Updated: Dec 4, 2022

Image credit: Bank of England

Taxi drivers are being warned to avoid scammers looking to exchange FAKE £20 banknotes for short taxi rides.

The fraudsters are targeting cabbies in London by hailing black cabs and making short £5 fare journeys. On completion, the passenger would hand over a counterfeit banknote in the hope that they would receive £15 back in real money.

Frustrated cabbies have taken to social media to warn others following a spate of imitation notes in recent weeks.

The polymer £20 banknote entered circulation back in February 2020 and features artist JMW Turner.

The polymer £20 is said to be the most secure Bank of England banknote yet. It includes two see-through windows and a two colour foil which make it very difficult to counterfeit. The note has joined the Churchill £5 and the Austen £10 in the first series of polymer notes. A new polymer £50 featuring Alan Turing has also been introduced.

The recent batch of fake £20 banknotes are said to have no raised brail bumps on the corner of the note and no ‘20’ numerals displayed in the bottom corner window.

Features on the new £20 note include:

  • A large see-through window with a blue and gold foil on the front depicting Margate lighthouse and Turner Contemporary. The foil is silver on the back.
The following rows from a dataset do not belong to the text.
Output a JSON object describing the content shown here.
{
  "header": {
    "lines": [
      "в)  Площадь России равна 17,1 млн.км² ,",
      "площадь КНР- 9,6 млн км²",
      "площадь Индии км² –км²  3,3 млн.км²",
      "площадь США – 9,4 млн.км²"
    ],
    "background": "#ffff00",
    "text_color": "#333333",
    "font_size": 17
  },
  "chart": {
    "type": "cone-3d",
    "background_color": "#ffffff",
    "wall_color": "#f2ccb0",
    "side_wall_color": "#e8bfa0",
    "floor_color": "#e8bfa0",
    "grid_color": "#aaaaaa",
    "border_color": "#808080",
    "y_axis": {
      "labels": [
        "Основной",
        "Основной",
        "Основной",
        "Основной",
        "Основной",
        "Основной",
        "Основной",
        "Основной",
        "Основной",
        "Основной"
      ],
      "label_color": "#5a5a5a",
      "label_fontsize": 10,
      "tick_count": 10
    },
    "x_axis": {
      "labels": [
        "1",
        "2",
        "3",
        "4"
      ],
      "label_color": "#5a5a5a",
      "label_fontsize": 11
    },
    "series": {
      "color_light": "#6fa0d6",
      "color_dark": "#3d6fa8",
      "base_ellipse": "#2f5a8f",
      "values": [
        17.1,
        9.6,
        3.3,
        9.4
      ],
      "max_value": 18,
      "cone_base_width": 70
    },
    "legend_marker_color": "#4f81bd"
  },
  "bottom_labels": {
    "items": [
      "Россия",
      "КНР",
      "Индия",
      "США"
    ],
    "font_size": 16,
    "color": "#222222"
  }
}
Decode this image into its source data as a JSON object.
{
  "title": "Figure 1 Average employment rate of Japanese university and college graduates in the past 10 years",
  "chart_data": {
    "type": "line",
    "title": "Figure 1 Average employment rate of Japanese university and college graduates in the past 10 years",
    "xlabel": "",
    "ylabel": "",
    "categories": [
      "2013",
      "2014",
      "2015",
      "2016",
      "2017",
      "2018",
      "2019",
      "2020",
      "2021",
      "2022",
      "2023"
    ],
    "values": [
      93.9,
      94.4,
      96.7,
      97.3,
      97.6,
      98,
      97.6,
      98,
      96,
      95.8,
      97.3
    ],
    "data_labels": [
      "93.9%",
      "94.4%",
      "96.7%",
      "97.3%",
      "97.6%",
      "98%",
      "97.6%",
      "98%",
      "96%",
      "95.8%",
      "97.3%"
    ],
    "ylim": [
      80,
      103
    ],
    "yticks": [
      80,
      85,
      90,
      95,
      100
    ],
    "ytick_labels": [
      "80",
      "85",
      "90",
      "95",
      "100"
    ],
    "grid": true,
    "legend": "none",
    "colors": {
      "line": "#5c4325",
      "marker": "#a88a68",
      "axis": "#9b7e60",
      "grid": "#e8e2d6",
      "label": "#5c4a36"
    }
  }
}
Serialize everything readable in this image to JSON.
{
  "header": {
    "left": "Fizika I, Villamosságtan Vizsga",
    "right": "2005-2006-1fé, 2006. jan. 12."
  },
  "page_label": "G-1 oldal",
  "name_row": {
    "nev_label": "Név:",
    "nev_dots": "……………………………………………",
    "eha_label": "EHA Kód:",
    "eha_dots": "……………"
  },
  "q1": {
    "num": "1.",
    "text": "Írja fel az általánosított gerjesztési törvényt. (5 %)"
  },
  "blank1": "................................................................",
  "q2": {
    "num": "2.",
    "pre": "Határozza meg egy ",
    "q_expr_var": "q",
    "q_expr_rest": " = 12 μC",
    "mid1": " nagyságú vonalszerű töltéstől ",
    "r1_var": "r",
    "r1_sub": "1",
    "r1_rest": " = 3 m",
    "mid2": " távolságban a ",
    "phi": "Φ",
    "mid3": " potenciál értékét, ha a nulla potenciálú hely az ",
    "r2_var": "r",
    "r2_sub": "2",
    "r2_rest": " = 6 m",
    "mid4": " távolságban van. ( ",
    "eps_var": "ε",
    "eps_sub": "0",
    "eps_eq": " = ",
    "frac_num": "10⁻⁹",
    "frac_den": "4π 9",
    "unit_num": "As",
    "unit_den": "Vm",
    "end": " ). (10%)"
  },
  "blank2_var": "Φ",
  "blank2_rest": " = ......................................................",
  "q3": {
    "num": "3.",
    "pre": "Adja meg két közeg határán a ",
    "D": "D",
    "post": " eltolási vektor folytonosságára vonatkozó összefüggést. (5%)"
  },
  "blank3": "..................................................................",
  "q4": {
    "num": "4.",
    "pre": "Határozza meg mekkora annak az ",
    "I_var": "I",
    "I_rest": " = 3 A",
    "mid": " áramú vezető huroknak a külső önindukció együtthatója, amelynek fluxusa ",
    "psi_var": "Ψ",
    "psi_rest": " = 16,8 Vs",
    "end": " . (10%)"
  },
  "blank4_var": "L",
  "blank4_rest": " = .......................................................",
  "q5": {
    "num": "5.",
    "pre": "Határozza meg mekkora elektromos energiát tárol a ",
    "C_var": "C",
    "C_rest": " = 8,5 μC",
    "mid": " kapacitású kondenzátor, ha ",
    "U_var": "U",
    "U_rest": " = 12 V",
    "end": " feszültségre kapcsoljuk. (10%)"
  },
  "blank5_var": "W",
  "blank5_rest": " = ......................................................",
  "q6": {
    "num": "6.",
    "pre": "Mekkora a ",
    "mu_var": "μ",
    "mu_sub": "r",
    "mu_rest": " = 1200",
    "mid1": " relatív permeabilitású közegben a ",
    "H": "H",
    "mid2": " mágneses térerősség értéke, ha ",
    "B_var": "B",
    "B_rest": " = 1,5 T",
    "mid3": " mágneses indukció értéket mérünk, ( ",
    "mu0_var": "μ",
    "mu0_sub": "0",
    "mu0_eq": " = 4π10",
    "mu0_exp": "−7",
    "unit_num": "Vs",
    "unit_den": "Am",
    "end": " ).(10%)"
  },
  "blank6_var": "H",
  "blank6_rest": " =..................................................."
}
The shape of the large window is based on the shape of the fountains in Trafalgar Square.

  • A smaller see-through window in the bottom corner of the note, inspired by Tintern Abbey.

  • JMW Turner’s self-portrait, painted c.1799 and currently on display in Tate Britain.

  • One of Turner’s most eminent paintings The Fighting Temeraire; a tribute to the ship HMS Temeraire which played a distinguished role in Nelson’s victory at the Battle of Trafalgar in 1805. The painting is currently on display in the National Gallery and was voted the nation’s favourite painting in a 2005 poll run by BBC Radio 4.

  • A metallic hologram which changes between the word ‘Twenty’ and ‘Pounds’ when the note is tilted.

  • The Queen’s portrait in the see-through window with ‘£20 Bank of England’ printed twice around the edge.

  • A silver foil patch with a 3D image of the coronation crown.

  • A purple foil patch containing the letter ‘T’ and based on the staircase at Tate Britain.

  • A quote “Light is therefore colour” from an 1818 lecture by Turner referring to the innovative use of light, shade, colour and tone in his pictures.

  • Turner’s signature from his Will, the document with which he bequeathed many of his paintings to the nation.